3. The feature selection method for social media data combining L1 regularization and link attributes according to claim 2, wherein in the step S2, under the guidance of social relevance theory, various Link relationship, based on the following four link relationships, it can be combined with the existing feature selection method and modeled as a new feature selection rule, so as to realize the feature selection of link data in social media, the link relationship includes 1) Co-post: that is, multiple posts from the same user or social media instances from the same user are more similar; 2) Co-following: that is, if two users follow the same user, then the posts generated by the two users are more similar Similar; 3) Co-followed: that is, if two users are followed by the same user, their posts may be similar; 4) Following: that is, if one user follows another user, the two users may have the same points of interest, and thus their posts may be similar.

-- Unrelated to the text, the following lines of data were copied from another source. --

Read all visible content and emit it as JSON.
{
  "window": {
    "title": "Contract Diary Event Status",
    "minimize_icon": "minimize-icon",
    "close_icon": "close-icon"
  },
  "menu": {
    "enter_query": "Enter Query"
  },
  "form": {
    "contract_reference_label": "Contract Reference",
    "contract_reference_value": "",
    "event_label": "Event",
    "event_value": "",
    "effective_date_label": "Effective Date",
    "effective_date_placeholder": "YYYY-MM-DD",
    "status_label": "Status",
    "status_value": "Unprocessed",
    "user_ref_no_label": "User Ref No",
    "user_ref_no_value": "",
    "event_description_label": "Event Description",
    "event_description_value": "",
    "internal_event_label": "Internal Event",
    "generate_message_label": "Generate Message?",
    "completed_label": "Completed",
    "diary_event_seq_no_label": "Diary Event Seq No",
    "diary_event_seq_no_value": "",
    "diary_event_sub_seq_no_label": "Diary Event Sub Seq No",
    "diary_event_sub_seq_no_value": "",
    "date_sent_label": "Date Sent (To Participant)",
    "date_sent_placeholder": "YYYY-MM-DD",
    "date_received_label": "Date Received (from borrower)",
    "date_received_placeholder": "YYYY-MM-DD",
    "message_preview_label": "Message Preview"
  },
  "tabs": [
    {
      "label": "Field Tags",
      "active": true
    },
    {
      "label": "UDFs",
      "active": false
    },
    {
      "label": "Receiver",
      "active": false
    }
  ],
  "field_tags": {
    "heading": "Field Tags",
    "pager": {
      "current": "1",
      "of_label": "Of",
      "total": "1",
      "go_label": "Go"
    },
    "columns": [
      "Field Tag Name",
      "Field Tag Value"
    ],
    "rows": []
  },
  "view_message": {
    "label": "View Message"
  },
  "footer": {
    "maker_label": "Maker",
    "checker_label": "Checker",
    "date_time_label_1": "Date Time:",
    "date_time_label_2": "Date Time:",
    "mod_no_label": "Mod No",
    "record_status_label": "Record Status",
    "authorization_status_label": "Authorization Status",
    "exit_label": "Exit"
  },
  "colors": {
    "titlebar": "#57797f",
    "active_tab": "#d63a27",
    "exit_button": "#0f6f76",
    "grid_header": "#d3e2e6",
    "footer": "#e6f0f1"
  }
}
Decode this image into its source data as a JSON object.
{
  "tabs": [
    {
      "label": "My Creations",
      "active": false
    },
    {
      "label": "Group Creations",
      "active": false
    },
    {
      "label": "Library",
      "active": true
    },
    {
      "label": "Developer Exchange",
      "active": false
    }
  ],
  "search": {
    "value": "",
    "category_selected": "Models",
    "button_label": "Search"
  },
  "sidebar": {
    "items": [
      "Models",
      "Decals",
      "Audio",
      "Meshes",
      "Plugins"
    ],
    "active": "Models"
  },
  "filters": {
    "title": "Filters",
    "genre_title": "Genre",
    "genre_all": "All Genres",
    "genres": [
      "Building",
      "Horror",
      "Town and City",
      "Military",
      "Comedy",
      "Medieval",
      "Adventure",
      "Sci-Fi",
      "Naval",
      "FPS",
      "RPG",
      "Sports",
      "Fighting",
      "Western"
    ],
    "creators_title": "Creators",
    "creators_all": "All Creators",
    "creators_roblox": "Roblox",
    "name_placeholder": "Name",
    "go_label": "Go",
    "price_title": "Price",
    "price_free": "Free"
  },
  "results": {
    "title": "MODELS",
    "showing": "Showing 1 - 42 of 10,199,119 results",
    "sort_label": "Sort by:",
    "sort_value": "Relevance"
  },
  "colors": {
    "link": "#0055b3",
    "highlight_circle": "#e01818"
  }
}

4. The social media data feature selection method of merging L1 regularization and link attributes according to claim 3, characterized in that: in the step S3, after completing the construction of the link relationship, we take L1 regularization as the basic feature Select the model and combine the above link relationship to construct a new feature selection optimization object. The optimization objective function of L1 regularization is as follows:

5. The social media data feature selection method of integrating L1 regularization and link attributes according to claim 4, characterized in that: in the step S3, it also includes performing corresponding optimization on the link relationship: for Co-post Link relationship:

Among them, β adjusts the contribution of Co-following,

For the Co-followed link relationship, first introduce the indicator matrix

Among them, BXX ^T +βXHL _FE H ^T X ^T , E=Y ^T X ^T ; for the following link relationship, there are:

6. The feature selection method for social media data combining L1 regularization and link attributes according to claim 5, characterized in that: in the step S4, feature selection of social media data is realized through the obtained link relationship feature selection criteria Modeling, for the feature subset obtained for each relationship, the final feature set is obtained in the form of union, and the subsequent social media data analysis is completed.